На следующее утро я встал рано, в прекрасном расположении духа. И слава Богу, потому что машин на шоссе было мало, а водители тех, что проезжали, не горели желанием взять лишнего пассажира. К девяти часам, пройдя на своих двоих несколько миль, я основательно проголодался. К счастью — возможно, здесь и проявился Божий промысел, — в кафе у дороги я познакомился с мужчиной, который был готов подвезти меня почти до самой канадской границы. По его словам, он был рад попутчику. Уже в дороге я узнал, что он преподаватель литературы, профессор. К тому же джентльмен. С ним было приятно беседовать. Он прекрасно знал весь золотой фонд англоязычной литературы, подолгу говорил о Блейке, Джоне Донне, Трахирне, Лоренсе Стерне. А также о Броунинге и Генри Адамсе. И о мильтоновской «Ареопагитике». Одни сливки.
— Вы, наверное, и сами много книг написали, — предположил я.
— Только две, — ответил он. (Как оказалось, обе — учебники.) — Я учу литературе, — прибавил он, — а не делаю ее.
Профессор высадил меня недалеко от границы, на бензозаправочной станции, хозяин которой был его приятелем, а сам свернул на боковую дорогу, которая вела к какой-то деревушке.
— Мой друг посадит вас завтра утром на подходящую машину. Постарайтесь с ним подружиться, он интересный человек, — сказал профессор на прощание.
Нам повезло: на бензоколонку мы приехали за полчаса до закрытия. Ее хозяин, как я вскоре выяснил, был поэтом. Мы поужинали с ним в уютном маленьком ресторанчике, а после он отвез меня в гостиницу на ночлег.
Уже в полдень следующего дня я был в Монреале. Поезд Моны приходил через несколько часов. Холод был жуткий. Почти как в России, подумал я. Город показался мне мрачноватым. Я заглянул в отель, погрелся в холле и вернулся на вокзал.
— Как тебе город? — спросила Мона в такси.
— Не очень. Здесь чертовски холодно.
— Тогда давай переберемся в Квебек.
Мы пообедали в английском ресторане. Просто жуть! Нам подали нечто заплесневелое и холодное.
— В Квебеке будет лучше, — сказала Мона. — Остановимся во французском отеле.

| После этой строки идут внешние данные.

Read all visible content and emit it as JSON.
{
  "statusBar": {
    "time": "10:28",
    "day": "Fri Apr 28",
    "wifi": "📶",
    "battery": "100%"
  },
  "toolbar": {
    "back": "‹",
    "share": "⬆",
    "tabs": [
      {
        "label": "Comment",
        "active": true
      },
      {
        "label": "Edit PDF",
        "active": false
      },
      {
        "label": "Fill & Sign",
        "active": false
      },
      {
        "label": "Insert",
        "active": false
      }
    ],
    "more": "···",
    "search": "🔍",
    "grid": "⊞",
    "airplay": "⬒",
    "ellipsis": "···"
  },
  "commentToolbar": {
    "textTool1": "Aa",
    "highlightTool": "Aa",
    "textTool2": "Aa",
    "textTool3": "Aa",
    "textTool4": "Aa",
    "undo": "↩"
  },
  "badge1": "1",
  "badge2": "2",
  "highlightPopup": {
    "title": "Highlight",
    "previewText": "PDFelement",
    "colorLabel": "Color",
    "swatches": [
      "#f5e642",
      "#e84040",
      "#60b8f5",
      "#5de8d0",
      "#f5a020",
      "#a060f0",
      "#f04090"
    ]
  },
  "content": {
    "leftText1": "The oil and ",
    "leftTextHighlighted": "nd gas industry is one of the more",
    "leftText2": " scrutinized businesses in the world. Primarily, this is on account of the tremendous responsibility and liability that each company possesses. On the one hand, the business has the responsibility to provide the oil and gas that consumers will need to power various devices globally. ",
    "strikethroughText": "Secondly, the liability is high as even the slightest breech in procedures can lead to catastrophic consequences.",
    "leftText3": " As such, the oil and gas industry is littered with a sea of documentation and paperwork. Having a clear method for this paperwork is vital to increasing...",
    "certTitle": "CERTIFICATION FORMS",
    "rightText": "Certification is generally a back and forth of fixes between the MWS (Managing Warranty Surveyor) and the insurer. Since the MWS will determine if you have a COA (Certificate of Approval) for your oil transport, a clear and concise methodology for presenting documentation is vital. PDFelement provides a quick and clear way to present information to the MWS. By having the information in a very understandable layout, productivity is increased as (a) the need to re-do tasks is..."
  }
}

В Квебеке у тротуаров лежали горы снега со льдом. Идти по улице — словно шагать меж айсбергов. Куда бы мы ни шли, повсюду нам встречались монахини или священники. Мрачные фигуры, у которых в венах вместо крови лед. Квебек тоже не привел меня в восторг. С таким же успехом мы могли отправиться на Северный полюс. Как можно расслабиться в такой обстановке?
Отель, однако, оказался уютным и гостеприимным. А как нас накормили!
— Похоже на Париж? — спросил я, имея в виду качество еды.
— Здесь лучше, — ответила Мона. — Если, конечно, не считать самых дорогих французских ресторанов.
Прекрасно помню наш первый обед. Суп — просто объедение. А какая телятина! А сыр! О винах же просто молчу.
Помнится, официант дал мне карту вин, и я стал ее изучать, потрясенный количеством названий. Когда подошло время заказывать вино, я не мог вымолвить ни слова. Подняв глаза на официанта, я произнес:
— Полагаемся на ваш вкус. Я просто растерян.
Официант взял карту вин, внимательно прочитал ее, перевел взгляд на меня, потом — на Мону и снова уткнулся в карту. Он с головой ушел в решение нашей проблемы и со стороны выглядел как человек, изучающий программу скачек.
— Думаю, — сказал он, — вам нужно заказать «Медок». Это легкое сухое бордо, оно доставит вам удовольствие. Если понравится, завтра предложу еще одно. — И он поспешил прочь, одарив нас улыбкой херувима.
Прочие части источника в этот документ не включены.